All happen in one host thread. Host is not multithread program. If I comment kernel2, no such error occurs, and the second execution of the kernel1 is correct.

I find the error by using cuda-gdb, when the pointer is used in the second call of the kernel1, the program just terminate, and the error msg is like following:

Program received signal CUDA_EXCEPTION_5, Warp Out-of-range Address.

[Switching to CUDA Kernel 21 (<<<(0,0),(0,0,0)>>>)]

0x0000000001725338 in fill_rn_buff <<<(4,1),(4,1,1)>>> (gen=0x5320000, d_shared=0x5420000, count_per_thread=192, rn_buff=0x5220000, flag=warning: Variable is not live at this point. Returning garbage value.

  1. at lfg_kernel.cu:426

Thanks!

Thanks for your reply.

All happen in one host thread. Host is not multithread program. If I comment kernel2, no such error occurs, and the second execution of the kernel1 is correct.

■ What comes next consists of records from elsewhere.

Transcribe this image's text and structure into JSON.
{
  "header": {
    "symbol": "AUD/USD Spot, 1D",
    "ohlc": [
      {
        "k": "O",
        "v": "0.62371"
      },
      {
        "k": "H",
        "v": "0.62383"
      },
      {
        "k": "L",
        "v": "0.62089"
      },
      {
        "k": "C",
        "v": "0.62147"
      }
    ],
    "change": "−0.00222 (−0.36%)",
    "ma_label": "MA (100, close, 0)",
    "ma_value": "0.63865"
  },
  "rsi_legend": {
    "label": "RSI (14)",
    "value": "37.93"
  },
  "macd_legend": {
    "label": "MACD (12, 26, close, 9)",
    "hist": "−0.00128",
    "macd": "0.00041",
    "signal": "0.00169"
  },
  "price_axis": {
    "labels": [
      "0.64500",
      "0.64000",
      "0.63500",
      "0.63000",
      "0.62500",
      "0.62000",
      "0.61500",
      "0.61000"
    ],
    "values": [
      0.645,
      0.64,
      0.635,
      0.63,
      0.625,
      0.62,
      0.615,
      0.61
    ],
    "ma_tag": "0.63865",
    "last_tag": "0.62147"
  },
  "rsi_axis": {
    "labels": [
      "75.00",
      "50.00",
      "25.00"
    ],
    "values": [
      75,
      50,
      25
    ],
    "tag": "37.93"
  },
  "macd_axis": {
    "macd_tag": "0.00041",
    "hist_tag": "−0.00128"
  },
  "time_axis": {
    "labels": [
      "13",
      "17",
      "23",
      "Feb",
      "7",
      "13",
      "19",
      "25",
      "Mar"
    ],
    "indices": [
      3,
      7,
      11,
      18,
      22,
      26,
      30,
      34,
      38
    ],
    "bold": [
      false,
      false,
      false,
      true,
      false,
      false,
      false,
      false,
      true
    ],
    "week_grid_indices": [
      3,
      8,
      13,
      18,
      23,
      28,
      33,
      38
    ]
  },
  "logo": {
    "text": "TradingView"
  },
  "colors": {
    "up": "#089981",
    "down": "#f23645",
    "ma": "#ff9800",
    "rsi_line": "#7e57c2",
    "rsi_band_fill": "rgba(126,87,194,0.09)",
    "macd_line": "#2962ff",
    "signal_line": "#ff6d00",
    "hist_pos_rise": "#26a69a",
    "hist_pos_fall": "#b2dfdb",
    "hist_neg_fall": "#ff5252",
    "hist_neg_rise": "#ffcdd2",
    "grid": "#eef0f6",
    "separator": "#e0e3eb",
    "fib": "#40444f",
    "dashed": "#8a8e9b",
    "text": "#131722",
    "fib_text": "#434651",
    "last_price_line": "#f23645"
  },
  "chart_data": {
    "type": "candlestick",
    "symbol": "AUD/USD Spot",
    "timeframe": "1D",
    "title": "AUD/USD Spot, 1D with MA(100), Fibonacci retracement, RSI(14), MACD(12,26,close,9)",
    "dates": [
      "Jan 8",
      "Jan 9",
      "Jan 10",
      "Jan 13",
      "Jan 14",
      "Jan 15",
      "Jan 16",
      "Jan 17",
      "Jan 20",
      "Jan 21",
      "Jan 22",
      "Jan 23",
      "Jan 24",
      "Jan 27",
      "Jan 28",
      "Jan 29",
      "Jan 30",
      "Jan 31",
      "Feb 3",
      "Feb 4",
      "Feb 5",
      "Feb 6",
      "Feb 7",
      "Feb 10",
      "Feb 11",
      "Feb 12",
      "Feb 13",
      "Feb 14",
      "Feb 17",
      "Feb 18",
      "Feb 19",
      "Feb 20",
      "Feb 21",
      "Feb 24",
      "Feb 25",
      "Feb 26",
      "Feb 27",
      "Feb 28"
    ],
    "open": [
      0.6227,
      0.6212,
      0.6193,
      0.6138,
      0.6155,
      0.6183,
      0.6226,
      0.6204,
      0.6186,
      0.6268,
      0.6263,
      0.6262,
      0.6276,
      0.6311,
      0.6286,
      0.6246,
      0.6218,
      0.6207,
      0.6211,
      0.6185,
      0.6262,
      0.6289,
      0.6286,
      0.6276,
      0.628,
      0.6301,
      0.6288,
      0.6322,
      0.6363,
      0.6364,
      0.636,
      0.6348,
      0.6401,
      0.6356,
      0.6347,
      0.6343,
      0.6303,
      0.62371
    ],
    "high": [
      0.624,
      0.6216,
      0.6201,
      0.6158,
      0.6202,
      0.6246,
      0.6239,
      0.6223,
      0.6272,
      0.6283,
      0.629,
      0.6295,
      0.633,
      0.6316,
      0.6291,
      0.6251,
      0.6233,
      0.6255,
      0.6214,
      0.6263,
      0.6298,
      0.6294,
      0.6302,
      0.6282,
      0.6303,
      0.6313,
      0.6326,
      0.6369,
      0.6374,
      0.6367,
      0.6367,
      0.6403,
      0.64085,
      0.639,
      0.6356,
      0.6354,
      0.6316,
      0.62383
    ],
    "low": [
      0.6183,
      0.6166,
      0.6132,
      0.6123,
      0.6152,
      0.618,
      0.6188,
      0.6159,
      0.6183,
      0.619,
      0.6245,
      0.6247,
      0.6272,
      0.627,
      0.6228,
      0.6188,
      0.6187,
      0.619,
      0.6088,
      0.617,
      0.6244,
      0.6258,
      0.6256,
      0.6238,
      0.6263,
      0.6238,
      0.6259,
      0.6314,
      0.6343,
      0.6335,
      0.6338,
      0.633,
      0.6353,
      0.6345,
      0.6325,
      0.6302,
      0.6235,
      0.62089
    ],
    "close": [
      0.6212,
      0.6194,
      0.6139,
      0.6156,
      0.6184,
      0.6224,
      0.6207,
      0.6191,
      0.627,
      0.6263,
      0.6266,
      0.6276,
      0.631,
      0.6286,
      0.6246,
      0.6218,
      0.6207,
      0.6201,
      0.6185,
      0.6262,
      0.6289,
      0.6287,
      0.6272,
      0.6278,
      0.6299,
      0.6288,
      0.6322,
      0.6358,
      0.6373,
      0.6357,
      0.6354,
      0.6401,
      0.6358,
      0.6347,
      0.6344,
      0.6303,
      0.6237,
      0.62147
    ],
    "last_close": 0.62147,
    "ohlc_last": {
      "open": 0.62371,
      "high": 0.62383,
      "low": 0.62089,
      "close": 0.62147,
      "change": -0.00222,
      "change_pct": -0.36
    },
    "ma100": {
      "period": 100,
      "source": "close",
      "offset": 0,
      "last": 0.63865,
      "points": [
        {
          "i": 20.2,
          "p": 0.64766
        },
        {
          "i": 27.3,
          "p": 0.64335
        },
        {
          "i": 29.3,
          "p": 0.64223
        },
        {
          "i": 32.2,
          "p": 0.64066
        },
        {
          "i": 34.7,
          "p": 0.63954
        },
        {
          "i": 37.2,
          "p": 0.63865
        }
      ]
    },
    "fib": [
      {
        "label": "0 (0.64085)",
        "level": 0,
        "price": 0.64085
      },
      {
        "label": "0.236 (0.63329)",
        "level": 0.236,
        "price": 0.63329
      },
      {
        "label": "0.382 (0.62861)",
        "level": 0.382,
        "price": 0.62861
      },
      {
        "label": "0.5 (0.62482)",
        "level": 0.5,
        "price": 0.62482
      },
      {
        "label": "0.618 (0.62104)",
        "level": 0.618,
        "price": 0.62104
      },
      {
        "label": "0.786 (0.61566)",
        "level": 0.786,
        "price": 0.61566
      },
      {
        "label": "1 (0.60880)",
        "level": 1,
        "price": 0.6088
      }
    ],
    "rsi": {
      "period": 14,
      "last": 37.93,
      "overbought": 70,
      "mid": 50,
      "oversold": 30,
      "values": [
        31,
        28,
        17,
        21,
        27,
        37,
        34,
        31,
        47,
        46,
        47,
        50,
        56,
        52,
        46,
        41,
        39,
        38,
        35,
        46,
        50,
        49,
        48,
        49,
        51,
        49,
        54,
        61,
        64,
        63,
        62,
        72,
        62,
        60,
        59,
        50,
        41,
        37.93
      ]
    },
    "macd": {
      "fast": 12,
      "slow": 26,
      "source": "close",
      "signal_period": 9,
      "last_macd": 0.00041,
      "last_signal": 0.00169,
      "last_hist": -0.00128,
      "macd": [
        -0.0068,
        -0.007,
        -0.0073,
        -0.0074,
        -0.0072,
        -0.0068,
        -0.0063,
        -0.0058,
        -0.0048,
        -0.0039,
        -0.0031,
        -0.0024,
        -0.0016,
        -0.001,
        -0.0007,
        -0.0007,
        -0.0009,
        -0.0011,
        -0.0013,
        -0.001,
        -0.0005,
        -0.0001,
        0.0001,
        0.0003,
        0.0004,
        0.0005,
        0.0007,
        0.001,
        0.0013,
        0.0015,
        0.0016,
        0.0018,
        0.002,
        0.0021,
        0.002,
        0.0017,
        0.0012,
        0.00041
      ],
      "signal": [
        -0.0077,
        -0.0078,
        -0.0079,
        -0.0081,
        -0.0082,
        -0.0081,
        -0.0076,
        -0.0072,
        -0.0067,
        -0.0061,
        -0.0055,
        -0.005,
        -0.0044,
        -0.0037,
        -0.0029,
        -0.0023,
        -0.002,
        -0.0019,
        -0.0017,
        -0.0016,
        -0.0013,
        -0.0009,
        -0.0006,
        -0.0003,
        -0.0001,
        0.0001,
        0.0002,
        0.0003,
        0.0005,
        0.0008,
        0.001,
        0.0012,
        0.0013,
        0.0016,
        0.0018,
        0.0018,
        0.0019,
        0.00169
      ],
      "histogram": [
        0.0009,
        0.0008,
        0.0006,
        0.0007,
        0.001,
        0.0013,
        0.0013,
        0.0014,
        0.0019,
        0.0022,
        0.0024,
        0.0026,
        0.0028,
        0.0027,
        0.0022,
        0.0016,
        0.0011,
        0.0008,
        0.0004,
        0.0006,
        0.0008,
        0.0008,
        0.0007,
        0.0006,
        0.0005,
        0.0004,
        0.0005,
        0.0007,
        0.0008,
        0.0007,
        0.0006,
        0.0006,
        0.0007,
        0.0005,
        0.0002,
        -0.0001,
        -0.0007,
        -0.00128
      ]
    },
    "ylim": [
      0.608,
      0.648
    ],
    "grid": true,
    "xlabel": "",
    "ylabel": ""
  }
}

I find the error by using cuda-gdb, when the pointer is used in the second call of the kernel1, the program just terminate, and the error msg is like following:

Program received signal CUDA_EXCEPTION_5, Warp Out-of-range Address.

[Switching to CUDA Kernel 21 (<<<(0,0),(0,0,0)>>>)]

0x0000000001725338 in fill_rn_buff <<<(4,1),(4,1,1)>>> (gen=0x5320000, d_shared=0x5420000, count_per_thread=192, rn_buff=0x5220000, flag=warning: Variable is not live at this point. Returning garbage value.

  1. at lfg_kernel.cu:426

Thanks!